Hauptstraße 24
97753 Karlstadt
Germany
Already in the Middle Ages there was a Jewish community with a synagogue in Karlstadt. The city was planned and founded around 1200 by the Würzburg bishop Konrad von Querfurt on the drawing board. Hans Leopold Müller assumes that Jews were directly involved in the financing and construction of the town. However, this assumption is only supported by circumstantial evidence. There are no written records of the first Jewish community in Karlstadt. It is only known that it was wiped out by the pogrom in the course of the "Rindfleisch-Verfolgung" in 1298. The synagogue of the first community in Karlstadt is not mentioned in writing until 1453, when it had long since ceased to be a synagogue and was used as an inn. Even today, one can read on a sandstone slab set into the outer wall in 1602: "Anno Domini 1602 den 30. Nov. hab ich Hanß Berckmüler Angefangen diesen bau Auff zu richten. This house stands in God's hand and is to the Jüdenschuel genandt".

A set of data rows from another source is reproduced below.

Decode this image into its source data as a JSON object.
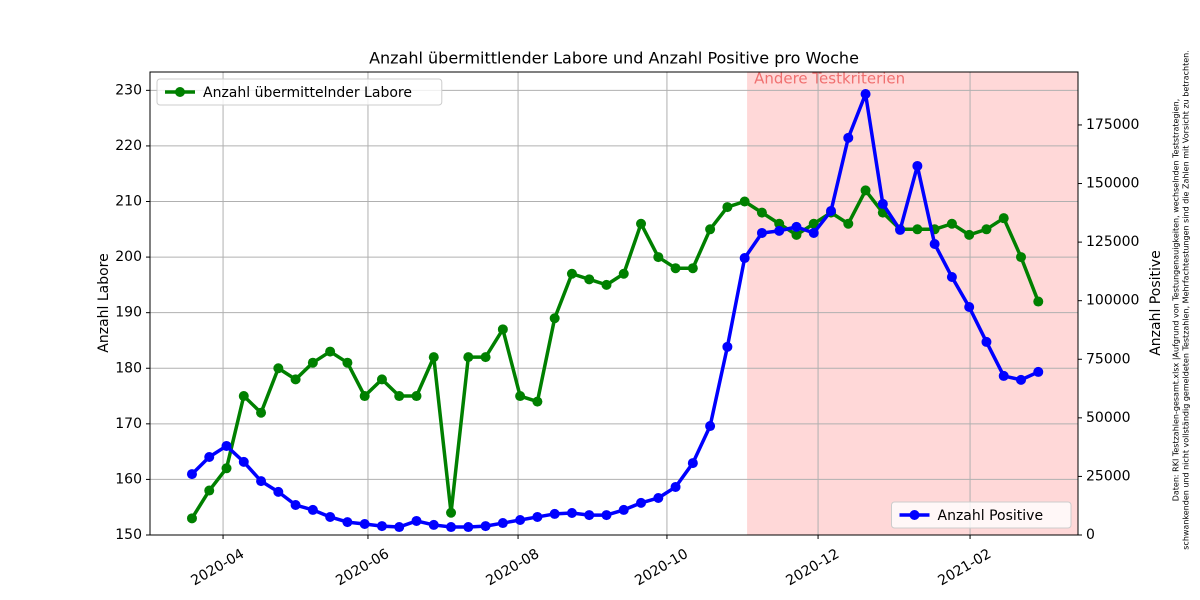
{
  "chart_data": {
    "type": "line",
    "title": "Anzahl übermittlender Labore und Anzahl Positive pro Woche",
    "ylabel": "Anzahl Labore",
    "y2label": "Anzahl Positive",
    "note": [
      "Daten: RKI Testzahlen-gesamt.xlsx |Aufgrund von Testungenauigkeiten, wechselnden Teststrategien,",
      "schwankenden und nicht vollständig gemeldeten Testzahlen, Mehrfachtestungen sind die Zahlen mit Vorsicht zu betrachten."
    ],
    "categories": [
      null,
      null,
      null,
      null,
      null,
      null,
      null,
      null,
      null,
      null,
      null,
      null,
      null,
      null,
      null,
      null,
      null,
      null,
      null,
      null,
      null,
      null,
      null,
      null,
      null,
      null,
      null,
      null,
      null,
      null,
      null,
      null,
      null,
      null,
      null,
      null,
      null,
      null,
      null,
      null,
      null,
      null,
      null,
      null,
      null,
      null,
      null,
      null,
      null,
      null
    ],
    "xlim": [
      -2.43,
      51.3
    ],
    "xticks": [
      {
        "value": 1.8,
        "label": "2020-04"
      },
      {
        "value": 10.19,
        "label": "2020-06"
      },
      {
        "value": 18.88,
        "label": "2020-08"
      },
      {
        "value": 27.5,
        "label": "2020-10"
      },
      {
        "value": 36.25,
        "label": "2020-12"
      },
      {
        "value": 45.05,
        "label": "2021-02"
      }
    ],
    "ylim": [
      150,
      233.3
    ],
    "yticks": [
      150,
      160,
      170,
      180,
      190,
      200,
      210,
      220,
      230
    ],
    "y2lim": [
      0,
      197600
    ],
    "y2ticks": [
      0,
      25000,
      50000,
      75000,
      100000,
      125000,
      150000,
      175000
    ],
    "grid": true,
    "span": {
      "range": [
        32.14,
        51.3
      ],
      "label": "Andere Testkriterien",
      "color": "#ffd8d8",
      "label_color": "#f07070"
    },
    "series": [
      {
        "name": "Anzahl übermittelnder Labore",
        "color": "#008000",
        "legend": "upper left",
        "values": [
          153,
          158,
          162,
          175,
          172,
          180,
          178,
          181,
          183,
          181,
          175,
          178,
          175,
          175,
          182,
          154,
          182,
          182,
          187,
          175,
          174,
          189,
          197,
          196,
          195,
          197,
          206,
          200,
          198,
          198,
          205,
          209,
          210,
          208,
          206,
          204,
          206,
          208,
          206,
          212,
          208,
          205,
          205,
          205,
          206,
          204,
          205,
          207,
          200,
          192
        ]
      },
      {
        "name": "Anzahl Positive",
        "color": "#0000ff",
        "axis": "y2",
        "legend": "lower right",
        "values": [
          26000,
          33300,
          38000,
          31200,
          23000,
          18400,
          12800,
          10700,
          7700,
          5500,
          4700,
          3800,
          3400,
          6000,
          4300,
          3400,
          3400,
          3800,
          5100,
          6400,
          7700,
          9000,
          9400,
          8500,
          8500,
          10700,
          13700,
          15800,
          20500,
          30700,
          46500,
          80300,
          118200,
          128900,
          129800,
          131500,
          128900,
          138300,
          169500,
          188200,
          141300,
          130200,
          157500,
          124200,
          110100,
          97300,
          82400,
          67900,
          66200,
          69600
        ]
      }
    ]
  }
}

In 1876 there was for the first time again a Jewish house owner in the city: Aron Berney from Laudenbach bought a house in the Obere Kirchgasse 5 and opened a store. The Jews of Karlstadt were affiliated with the Jewish community in Laudenbach in the absence of their own community institutions. It was not until 1885 that an independent Jewish community was founded with a prayer room and a room for religious instruction for the children. The deceased of the community were buried in the Jewish cemetery in Laudenbach.
The building that housed the congregation's prayer hall stands right next to the synagogue of the first congregation. It was built in the 16th century as a three-story half-timbered house with projecting floors.
"In this house was the synagogue of the former Karlstadt Jewish community until Nov 9, 1938."
"Anno Domini 1602 den 30. Nov. hab ich Hanß Berckmüler Angefangen diesen bau Auff zu richten. This building is in God's hands and is named for the Jewish school.